Elle se passe une main sur le front. Ses cheveux frisent sur le sommet du crâne à la manière de broussailles. Sous sa caresse, ils crissent comme de la corde.

- Pourquoi ce mépris ? Je sais que la routine tue l’amour mais j’estime mériter le respect. Vous savez comment il m’appelle ? Chameau !

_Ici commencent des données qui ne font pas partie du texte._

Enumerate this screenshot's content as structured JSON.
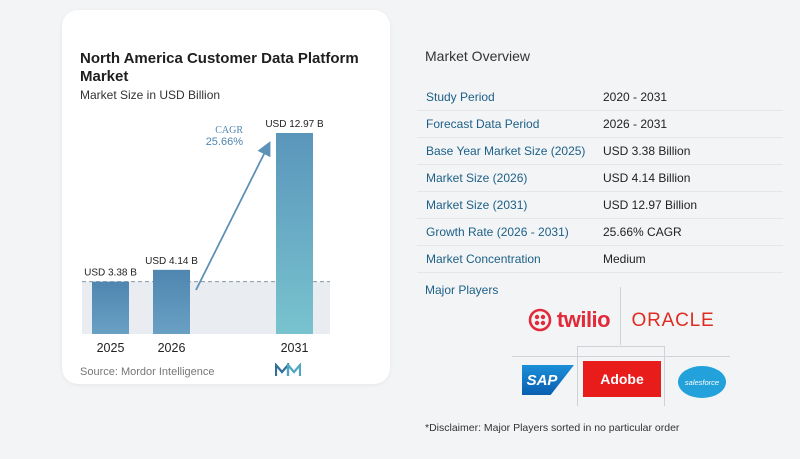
{
  "chart_data": {
    "type": "bar",
    "title": "North America Customer Data Platform Market",
    "subtitle": "Market Size in USD Billion",
    "categories": [
      "2025",
      "2026",
      "2031"
    ],
    "values": [
      3.38,
      4.14,
      12.97
    ],
    "value_labels": [
      "USD 3.38 B",
      "USD 4.14 B",
      "USD 12.97 B"
    ],
    "cagr_label": "CAGR",
    "cagr_value": "25.66%",
    "colors": {
      "bar": "#5b8fb5",
      "bar_last": "#66b6c9",
      "band": "#dfe6ec",
      "arrow": "#5d92b8"
    }
  },
  "source": "Source: Mordor Intelligence",
  "overview": {
    "title": "Market Overview",
    "rows": [
      {
        "label": "Study Period",
        "value": "2020 - 2031"
      },
      {
        "label": "Forecast Data Period",
        "value": "2026 - 2031"
      },
      {
        "label": "Base Year Market Size (2025)",
        "value": "USD 3.38 Billion"
      },
      {
        "label": "Market Size (2026)",
        "value": "USD 4.14 Billion"
      },
      {
        "label": "Market Size (2031)",
        "value": "USD 12.97 Billion"
      },
      {
        "label": "Growth Rate (2026 - 2031)",
        "value": "25.66% CAGR"
      },
      {
        "label": "Market Concentration",
        "value": "Medium"
      }
    ]
  },
  "players": {
    "title": "Major Players",
    "logos": {
      "twilio": "twilio",
      "oracle": "ORACLE",
      "sap": "SAP",
      "adobe": "Adobe",
      "salesforce": "salesforce"
    }
  },
  "disclaimer": "*Disclaimer: Major Players sorted in no particular order"
}
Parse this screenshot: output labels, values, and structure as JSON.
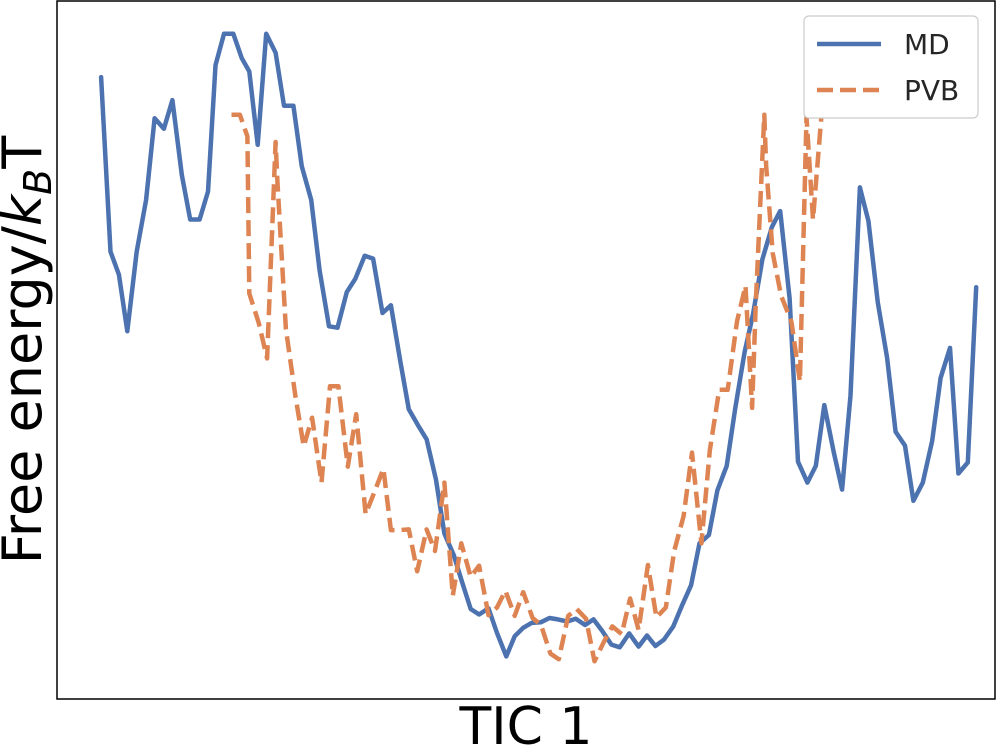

Un sourire douloureux se dessine sur ses lèvres blanches. Le coin de ses yeux de biche se plisse en pattes d’oie :

- Parfois je me dis que je le mérite. Un vrai paillasson à plat ventre devant lui. Il me dit : « Apporte ceci », je le lui donne ; il me demande cela, il l’obtient : « Oui, Monseigneur, à votre service ! » Le pire c’est qu’il se plaint : « Ton ragoût est fade. Ton riz est sec. Tes courgettes ont un goût de plastique.». Où je trouve le temps de donner de l’arôme à mes légumes, la force d’équilibrer mes recettes ? Au lieu de me lancer des reproches, il devrait me vénérer de lui offrir ses trois repas. Mais non, embourbé dans le canapé du salon, les hurlements de la télévision en bruit de fond, il me jette au visage ses remarques acides entre deux bouffées de son infect cigare.

L’homme assis en face d’elle pose son carnet et lisse sa barbe :

- Divorce, vous disiez ?

Elle pose ma main sur son col vert amande, passe un doigt sur sa gorge :

- Je n’y pense pas sérieusement. Jamais je n’abandonnerai mon gros chat. Comment survivrait-il sans moi ? On a eu nos belles années. Notre couple n’attend qu’un nouveau printemps…

Une larme amère glisse sur sa joue :

- Je ne me fais aucune illusion, Docteur. Mais je vous le dis, il ferait bien de se tenir à carreau. Vous savez, parfois je sens bouillir en moi des tempêtes que ni lui ni moi n’avons envie de voir déferler entre nous.